Minimal JuMP example:

using JuMP, DiffOpt, Ipopt
import MathOptInterface as MOI

model = DiffOpt.nonlinear_diff_model(Ipopt.Optimizer)
@variable(model, x[1:2])
@objective(model, Min, x[1]^2 + x[2]^2)

function eval_f(ret, z)
    ret[1] = z[1]^2 + z[2]^2
    return
end
function eval_jacobian(ret, z)
    ret[1] = 2z[1]
    ret[2] = 2z[2]
    return
end
function eval_hessian_lagrangian(ret, z, μ)
    ret[1] = 2μ[1]  # (1,1)
    ret[2] = 2μ[1]  # (2,2)
    return
end

set = MOI.VectorNonlinearOracle(;
    dimension = 2,
    l = [-Inf],
    u = [1.0],
    eval_f,
    jacobian_structure = [(1, 1), (1, 2)],
    eval_jacobian,
    hessian_lagrangian_structure = [(1, 1), (2, 2)],
    eval_hessian_lagrangian,
)

@constraint(model, [x[1], x[2]] in set)
optimize!(model)

Creating a differentiable MOI optimizer

You can create a differentiable optimizer over an existing MOI solver by using the diff_optimizer utility.

function diff_optimizer(
    optimizer_constructor;
    with_bridge_type = Float64,
    with_cache_type = Float64,
    with_outer_cache = !isnothing(with_bridge_type),
    allow_parametric_opt_interface = true,
)

julia> import DiffOpt, HiGHS

julia> model = DiffOpt.diff_optimizer(HiGHS.Optimizer)
julia> set_attribute(model, DiffOpt.ModelConstructor, DiffOpt.QuadraticProgram.Model) # optional selection of diff method
julia> x = model.add_variable(model)
julia> model.add_constraint(model, ...)

Projections on cone sets

DiffOpt requires taking projections and finding projection gradients of vectors while computing the jacobians.
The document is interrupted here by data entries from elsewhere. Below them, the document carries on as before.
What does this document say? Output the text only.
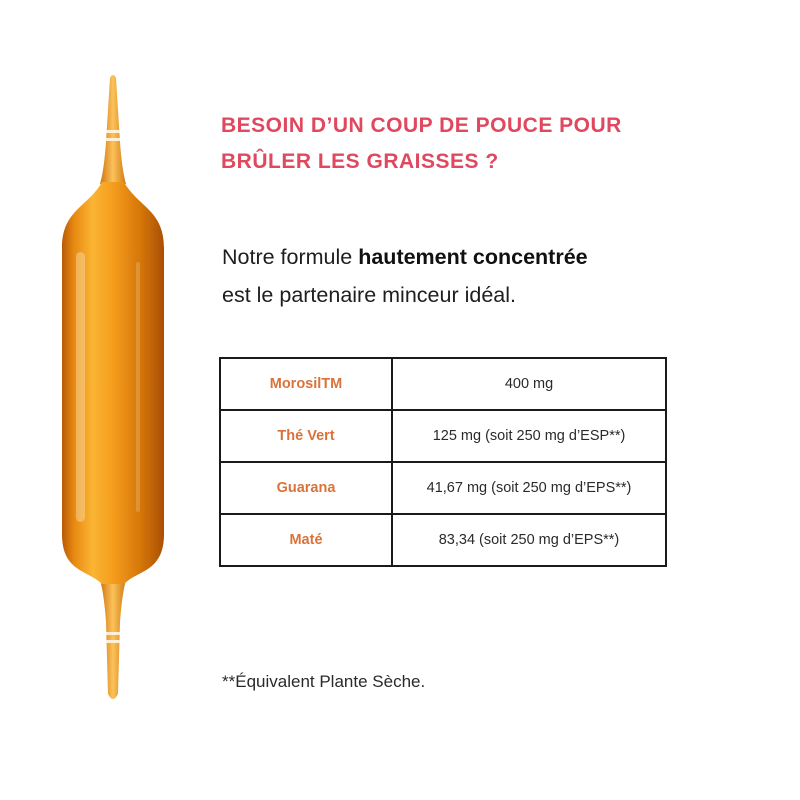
BESOIN D’UN COUP DE POUCE POUR
BRÛLER LES GRAISSES ?

Notre formule hautement concentrée
est le partenaire minceur idéal.

MorosilTM	400 mg
Thé Vert	125 mg (soit 250 mg d’ESP**)
Guarana	41,67 mg (soit 250 mg d’EPS**)
Maté	83,34 (soit 250 mg d’EPS**)

**Équivalent Plante Sèche.
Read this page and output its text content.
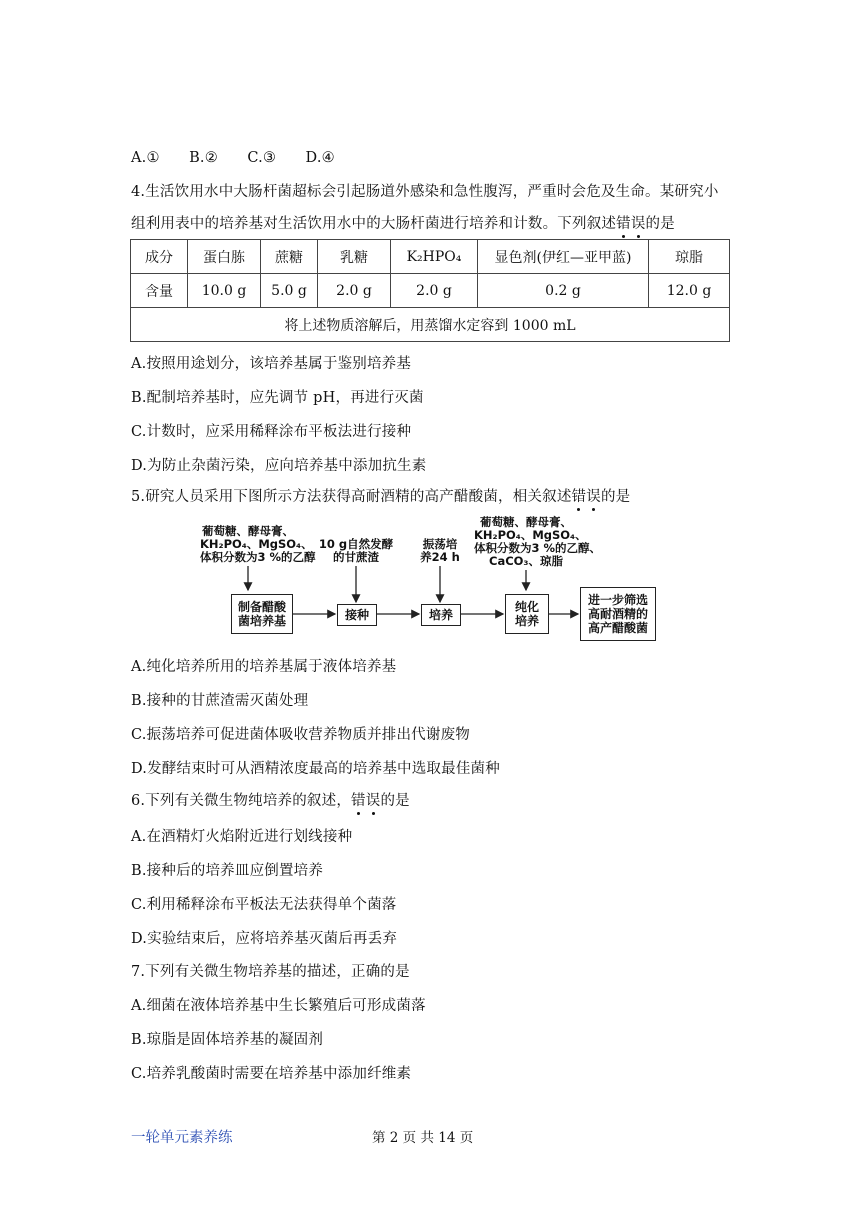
A.①　　B.②　　C.③　　D.④
4.生活饮用水中大肠杆菌超标会引起肠道外感染和急性腹泻，严重时会危及生命。某研究小
组利用表中的培养基对生活饮用水中的大肠杆菌进行培养和计数。下列叙述错误的是
成分	蛋白胨	蔗糖	乳糖	K₂HPO₄	显色剂(伊红—亚甲蓝)	琼脂
含量	10.0 g	5.0 g	2.0 g	2.0 g	0.2 g	12.0 g
将上述物质溶解后，用蒸馏水定容到 1000 mL						
A.按照用途划分，该培养基属于鉴别培养基
B.配制培养基时，应先调节 pH，再进行灭菌
C.计数时，应采用稀释涂布平板法进行接种
D.为防止杂菌污染，应向培养基中添加抗生素
5.研究人员采用下图所示方法获得高耐酒精的高产醋酸菌，相关叙述错误的是
葡萄糖、酵母膏、
KH₂PO₄、MgSO₄、
体积分数为3 %的乙醇
10 g自然发酵
的甘蔗渣
振荡培
养24 h
葡萄糖、酵母膏、
KH₂PO₄、MgSO₄、
体积分数为3 %的乙醇、
CaCO₃、琼脂
制备醋酸
菌培养基	接种	培养
纯化
培养
进一步筛选
高耐酒精的
高产醋酸菌
A.纯化培养所用的培养基属于液体培养基
B.接种的甘蔗渣需灭菌处理
C.振荡培养可促进菌体吸收营养物质并排出代谢废物
D.发酵结束时可从酒精浓度最高的培养基中选取最佳菌种
6.下列有关微生物纯培养的叙述，错误的是
A.在酒精灯火焰附近进行划线接种
B.接种后的培养皿应倒置培养
C.利用稀释涂布平板法无法获得单个菌落
D.实验结束后，应将培养基灭菌后再丢弃
7.下列有关微生物培养基的描述，正确的是
A.细菌在液体培养基中生长繁殖后可形成菌落
B.琼脂是固体培养基的凝固剂
C.培养乳酸菌时需要在培养基中添加纤维素
一轮单元素养练	第 2 页 共 14 页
For this purpose, we use MathOptSetDistances.jl, which is a dedicated package for computing set distances, projections and projection gradients.

Conic problem formulation

Consider a convex conic optimization problem in its primal (P) and dual (D) forms:

\[\begin{split} \begin{array} {llcc} \textbf{Primal Problem} & & \textbf{Dual Problem} & \\ \mbox{minimize} & c^T x \quad \quad & \mbox{minimize} & b^T y \\ \mbox{subject to} & A x + s = b \quad \quad & \mbox{subject to} & A^T y + c = 0 \\ & s \in \mathcal{K} & & y \in \mathcal{K}^* \end{array} \end{split}\]

where

• $x \in R^n$ is the primal variable, $y \in R^m$ is the dual variable, and $s \in R^m$ is the primal slack

variable

• $\mathcal{K} \subseteq R^m$ is a closed convex cone and $\mathcal{K}^* \subseteq R^m$ is the corresponding dual cone

variable

• $A \in R^{m \times n}$, $b \in R^m$, $c \in R^n$ are problem data

In the light of above, DiffOpt differentiates program variables $x$, $s$, $y$ w.r.t pertubations/sensivities in problem data i.e. $dA$, $db$, $dc$. This is achieved via implicit differentiation and matrix differential calculus.

Note that the primal (P) and dual (D) are self-duals of each other. Similarly, for the constraints we support, $\mathcal{K}$ is same in format as $\mathcal{K}^*$.

Reference articles

• Differentiating Through a Cone Program - Akshay Agrawal, Shane Barratt, Stephen Boyd, Enzo Busseti, Walaa M. Moursi, 2019
• A fast and differentiable QP solver for PyTorch. Crafted by Brandon Amos and J. Zico Kolter.
• OptNet: Differentiable Optimization as a Layer in Neural Networks

Backward Pass vector

One possible point of confusion in finding Jacobians is the role of the backward pass vector - above eqn (7), OptNet: Differentiable Optimization as a Layer in Neural Networks. While differentiating convex programs, it is often the case that we don't want to find the actual derivatives, rather we might be interested in computing the product of Jacobians with a backward pass vector, often used in backpropagation in machine learning/automatic differentiation. This is what happens in DiffOpt backends.